Manning said collectively as an organisation, the Police Force has recorded a large number of cases of domestic violence which must be addressed now.
“We cannot go out and pretend to solve problems within the community if our members are actually abusing our wives within our own homes in the police barracks,” Manning stated.
Manning said family violence in Papua New Guinea has been classed as an emergency by Human Rights Watch. He said according to the Human Rights Watch report in 2015 titled “Bashed Up: Family Violence in PNG”, women across the country are enduring brutal attacks from their partners, as often officials such as police neglect survivors’ needs for safety, services and justice.
“When policemen are also abusing their wives, their responses to female victims who come to the police station are that this is a family problem and that they should go home and sort the matter out with their husband. But this should not be the case.
“When a victim of family and sexual violence fronts up at the station to report the matter we are duty-bound to take their complaint and ensure that they are protected in the first instance and secondly, the abuser is arrested and charged.
“Under my watch there will be no double standards. A policeman who abuses his wife will be charged criminally and administratively, he will be dismissed from the Constabulary,” Manning stressed.

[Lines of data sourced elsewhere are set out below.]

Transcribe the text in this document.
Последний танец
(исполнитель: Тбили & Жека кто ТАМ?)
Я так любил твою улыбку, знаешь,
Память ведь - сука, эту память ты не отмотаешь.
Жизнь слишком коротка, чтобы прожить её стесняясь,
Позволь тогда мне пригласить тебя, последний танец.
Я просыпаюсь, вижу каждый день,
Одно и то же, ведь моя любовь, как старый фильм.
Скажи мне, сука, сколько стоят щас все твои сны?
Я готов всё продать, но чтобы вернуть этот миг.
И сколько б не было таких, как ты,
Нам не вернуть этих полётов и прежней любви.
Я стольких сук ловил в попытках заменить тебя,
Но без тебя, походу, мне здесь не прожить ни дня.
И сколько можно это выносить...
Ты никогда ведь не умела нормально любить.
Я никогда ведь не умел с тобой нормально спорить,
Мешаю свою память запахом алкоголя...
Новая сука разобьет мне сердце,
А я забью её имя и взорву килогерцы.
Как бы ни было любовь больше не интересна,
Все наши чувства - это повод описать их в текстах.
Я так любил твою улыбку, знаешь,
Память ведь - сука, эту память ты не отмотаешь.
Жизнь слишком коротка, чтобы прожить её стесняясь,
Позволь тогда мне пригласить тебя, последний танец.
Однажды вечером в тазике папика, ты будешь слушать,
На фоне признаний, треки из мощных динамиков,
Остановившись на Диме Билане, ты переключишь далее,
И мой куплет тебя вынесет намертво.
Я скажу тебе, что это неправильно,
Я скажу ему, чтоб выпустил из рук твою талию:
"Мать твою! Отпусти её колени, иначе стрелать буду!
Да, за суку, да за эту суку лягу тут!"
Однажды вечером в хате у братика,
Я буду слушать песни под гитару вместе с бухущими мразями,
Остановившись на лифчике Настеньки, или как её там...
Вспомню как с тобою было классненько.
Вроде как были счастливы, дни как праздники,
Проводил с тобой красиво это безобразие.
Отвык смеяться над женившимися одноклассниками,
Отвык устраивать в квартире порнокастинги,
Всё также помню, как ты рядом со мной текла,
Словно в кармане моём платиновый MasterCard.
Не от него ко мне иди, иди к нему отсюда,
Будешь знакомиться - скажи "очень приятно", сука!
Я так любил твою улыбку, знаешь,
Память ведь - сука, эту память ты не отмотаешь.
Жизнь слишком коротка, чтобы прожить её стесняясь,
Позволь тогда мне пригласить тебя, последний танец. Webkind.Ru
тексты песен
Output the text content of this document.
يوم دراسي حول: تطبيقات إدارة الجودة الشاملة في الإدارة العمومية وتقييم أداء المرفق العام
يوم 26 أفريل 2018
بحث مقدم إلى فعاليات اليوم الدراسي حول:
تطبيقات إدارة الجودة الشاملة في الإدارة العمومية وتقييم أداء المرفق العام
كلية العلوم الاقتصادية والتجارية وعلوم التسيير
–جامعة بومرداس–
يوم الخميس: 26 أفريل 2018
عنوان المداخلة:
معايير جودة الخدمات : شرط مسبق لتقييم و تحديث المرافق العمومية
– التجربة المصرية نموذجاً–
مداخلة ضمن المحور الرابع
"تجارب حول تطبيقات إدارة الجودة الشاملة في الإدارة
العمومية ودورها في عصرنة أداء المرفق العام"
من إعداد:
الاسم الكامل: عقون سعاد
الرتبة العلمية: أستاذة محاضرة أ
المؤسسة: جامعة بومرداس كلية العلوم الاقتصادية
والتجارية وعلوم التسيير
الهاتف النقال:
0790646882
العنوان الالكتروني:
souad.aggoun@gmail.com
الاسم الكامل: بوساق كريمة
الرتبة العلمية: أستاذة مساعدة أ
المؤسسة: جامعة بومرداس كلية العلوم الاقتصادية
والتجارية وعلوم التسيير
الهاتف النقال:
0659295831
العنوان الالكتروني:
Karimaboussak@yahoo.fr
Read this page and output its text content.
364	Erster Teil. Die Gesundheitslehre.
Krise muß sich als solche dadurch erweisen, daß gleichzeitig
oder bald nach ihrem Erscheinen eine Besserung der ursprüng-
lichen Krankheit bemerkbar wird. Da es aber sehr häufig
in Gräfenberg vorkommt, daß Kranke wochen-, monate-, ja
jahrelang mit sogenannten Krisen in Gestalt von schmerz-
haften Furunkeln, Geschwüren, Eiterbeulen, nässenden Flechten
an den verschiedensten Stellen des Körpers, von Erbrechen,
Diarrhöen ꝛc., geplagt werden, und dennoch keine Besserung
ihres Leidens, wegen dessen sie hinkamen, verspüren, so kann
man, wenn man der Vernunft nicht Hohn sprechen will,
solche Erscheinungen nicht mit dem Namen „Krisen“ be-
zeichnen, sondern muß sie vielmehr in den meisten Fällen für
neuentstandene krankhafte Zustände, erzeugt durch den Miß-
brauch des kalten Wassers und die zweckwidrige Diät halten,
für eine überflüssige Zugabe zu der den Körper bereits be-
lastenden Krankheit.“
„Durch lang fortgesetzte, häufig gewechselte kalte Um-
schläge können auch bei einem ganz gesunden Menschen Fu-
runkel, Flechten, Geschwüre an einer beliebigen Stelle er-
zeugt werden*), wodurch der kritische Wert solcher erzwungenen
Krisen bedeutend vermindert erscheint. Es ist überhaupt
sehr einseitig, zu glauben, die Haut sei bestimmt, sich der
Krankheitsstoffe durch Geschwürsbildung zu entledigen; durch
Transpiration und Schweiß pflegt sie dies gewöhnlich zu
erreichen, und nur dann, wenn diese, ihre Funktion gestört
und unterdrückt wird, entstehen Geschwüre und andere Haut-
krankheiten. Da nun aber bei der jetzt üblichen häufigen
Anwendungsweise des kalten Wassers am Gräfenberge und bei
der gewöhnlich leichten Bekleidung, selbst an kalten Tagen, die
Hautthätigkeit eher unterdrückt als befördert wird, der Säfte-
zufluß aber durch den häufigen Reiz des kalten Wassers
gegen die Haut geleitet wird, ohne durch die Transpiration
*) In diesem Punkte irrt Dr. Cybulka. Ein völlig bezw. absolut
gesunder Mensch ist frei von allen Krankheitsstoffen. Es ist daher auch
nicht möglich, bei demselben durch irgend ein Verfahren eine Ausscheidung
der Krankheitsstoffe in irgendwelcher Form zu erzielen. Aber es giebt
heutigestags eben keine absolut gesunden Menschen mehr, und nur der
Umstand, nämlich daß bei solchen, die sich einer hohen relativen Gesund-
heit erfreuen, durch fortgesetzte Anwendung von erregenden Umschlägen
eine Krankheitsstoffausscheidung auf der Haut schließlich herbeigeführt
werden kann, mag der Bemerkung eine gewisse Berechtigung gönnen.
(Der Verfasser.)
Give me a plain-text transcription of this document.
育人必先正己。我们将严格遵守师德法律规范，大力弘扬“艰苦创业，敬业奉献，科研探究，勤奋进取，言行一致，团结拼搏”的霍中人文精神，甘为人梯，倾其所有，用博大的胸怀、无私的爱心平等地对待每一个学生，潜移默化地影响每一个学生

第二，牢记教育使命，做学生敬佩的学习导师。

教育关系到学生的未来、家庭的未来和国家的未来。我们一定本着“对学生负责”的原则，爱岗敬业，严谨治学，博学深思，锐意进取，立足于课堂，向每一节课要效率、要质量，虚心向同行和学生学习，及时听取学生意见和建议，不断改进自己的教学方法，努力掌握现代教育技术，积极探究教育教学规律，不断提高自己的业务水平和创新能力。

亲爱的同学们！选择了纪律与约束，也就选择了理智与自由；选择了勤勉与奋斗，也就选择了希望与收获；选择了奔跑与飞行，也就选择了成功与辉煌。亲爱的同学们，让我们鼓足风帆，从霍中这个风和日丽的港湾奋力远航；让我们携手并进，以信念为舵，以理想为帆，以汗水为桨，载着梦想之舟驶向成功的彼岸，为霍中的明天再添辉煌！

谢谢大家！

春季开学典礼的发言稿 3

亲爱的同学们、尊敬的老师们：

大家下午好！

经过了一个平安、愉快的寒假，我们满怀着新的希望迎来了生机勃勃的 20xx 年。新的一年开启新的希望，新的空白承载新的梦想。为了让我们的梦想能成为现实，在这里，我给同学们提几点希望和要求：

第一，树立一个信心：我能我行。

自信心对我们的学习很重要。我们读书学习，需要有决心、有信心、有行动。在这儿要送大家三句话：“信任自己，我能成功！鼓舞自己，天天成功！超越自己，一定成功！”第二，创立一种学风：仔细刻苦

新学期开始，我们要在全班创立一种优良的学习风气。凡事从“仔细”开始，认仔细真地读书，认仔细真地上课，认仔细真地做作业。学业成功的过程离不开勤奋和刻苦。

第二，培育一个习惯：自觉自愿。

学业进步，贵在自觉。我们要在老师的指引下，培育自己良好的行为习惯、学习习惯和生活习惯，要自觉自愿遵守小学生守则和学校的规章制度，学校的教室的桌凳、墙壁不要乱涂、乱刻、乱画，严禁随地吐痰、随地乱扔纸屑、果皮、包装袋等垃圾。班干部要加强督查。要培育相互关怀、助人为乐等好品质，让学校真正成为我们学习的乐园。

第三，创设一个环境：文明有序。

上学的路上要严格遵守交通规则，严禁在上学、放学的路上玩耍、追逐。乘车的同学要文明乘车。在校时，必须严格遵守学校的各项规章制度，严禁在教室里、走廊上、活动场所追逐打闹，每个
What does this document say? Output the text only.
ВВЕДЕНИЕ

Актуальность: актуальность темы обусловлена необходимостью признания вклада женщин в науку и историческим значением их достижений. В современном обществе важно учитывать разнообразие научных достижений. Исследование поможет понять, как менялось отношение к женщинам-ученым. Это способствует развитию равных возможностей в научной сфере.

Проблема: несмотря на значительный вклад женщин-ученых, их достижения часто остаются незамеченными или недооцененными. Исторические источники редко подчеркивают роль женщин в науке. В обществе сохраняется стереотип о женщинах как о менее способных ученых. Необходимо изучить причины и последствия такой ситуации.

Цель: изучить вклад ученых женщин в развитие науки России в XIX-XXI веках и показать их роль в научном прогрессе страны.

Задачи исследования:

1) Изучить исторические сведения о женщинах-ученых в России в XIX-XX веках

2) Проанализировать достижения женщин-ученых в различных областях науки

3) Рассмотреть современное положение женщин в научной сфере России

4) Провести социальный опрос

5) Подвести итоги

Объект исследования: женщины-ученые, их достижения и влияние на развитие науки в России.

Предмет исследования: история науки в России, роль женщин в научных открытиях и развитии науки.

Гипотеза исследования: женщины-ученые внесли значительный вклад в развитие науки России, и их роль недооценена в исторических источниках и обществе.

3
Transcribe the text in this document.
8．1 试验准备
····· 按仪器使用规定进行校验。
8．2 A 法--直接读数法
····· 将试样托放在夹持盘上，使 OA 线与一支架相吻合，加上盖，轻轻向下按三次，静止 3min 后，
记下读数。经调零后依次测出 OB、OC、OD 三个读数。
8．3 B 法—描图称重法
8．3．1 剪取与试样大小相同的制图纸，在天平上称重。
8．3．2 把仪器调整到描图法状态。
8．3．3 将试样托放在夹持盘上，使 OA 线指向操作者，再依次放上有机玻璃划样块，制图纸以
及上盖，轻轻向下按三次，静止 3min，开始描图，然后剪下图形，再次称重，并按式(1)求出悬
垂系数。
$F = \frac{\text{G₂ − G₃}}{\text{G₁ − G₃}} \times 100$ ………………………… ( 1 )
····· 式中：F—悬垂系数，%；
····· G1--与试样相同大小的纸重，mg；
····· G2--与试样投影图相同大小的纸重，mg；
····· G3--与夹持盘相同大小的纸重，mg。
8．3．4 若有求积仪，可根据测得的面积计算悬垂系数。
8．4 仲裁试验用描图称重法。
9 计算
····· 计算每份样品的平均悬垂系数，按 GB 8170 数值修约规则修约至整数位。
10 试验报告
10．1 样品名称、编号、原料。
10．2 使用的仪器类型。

Commissioner Manning has also warned commanders to take an interest in and be aware of their policemen’s conduct, both on and off-duty.
“If for some reason commanders fail to take action on their members who abuse their wives then they will be dealt with as well.
“So in the spirit of Christmas, I call upon every member of the police force to pause for a moment and reflect upon their lives and make a commitment to change for the better to become good husbands, committed fathers, and ultimately better police officers.
“Merry Christmas and a Happy New Year.”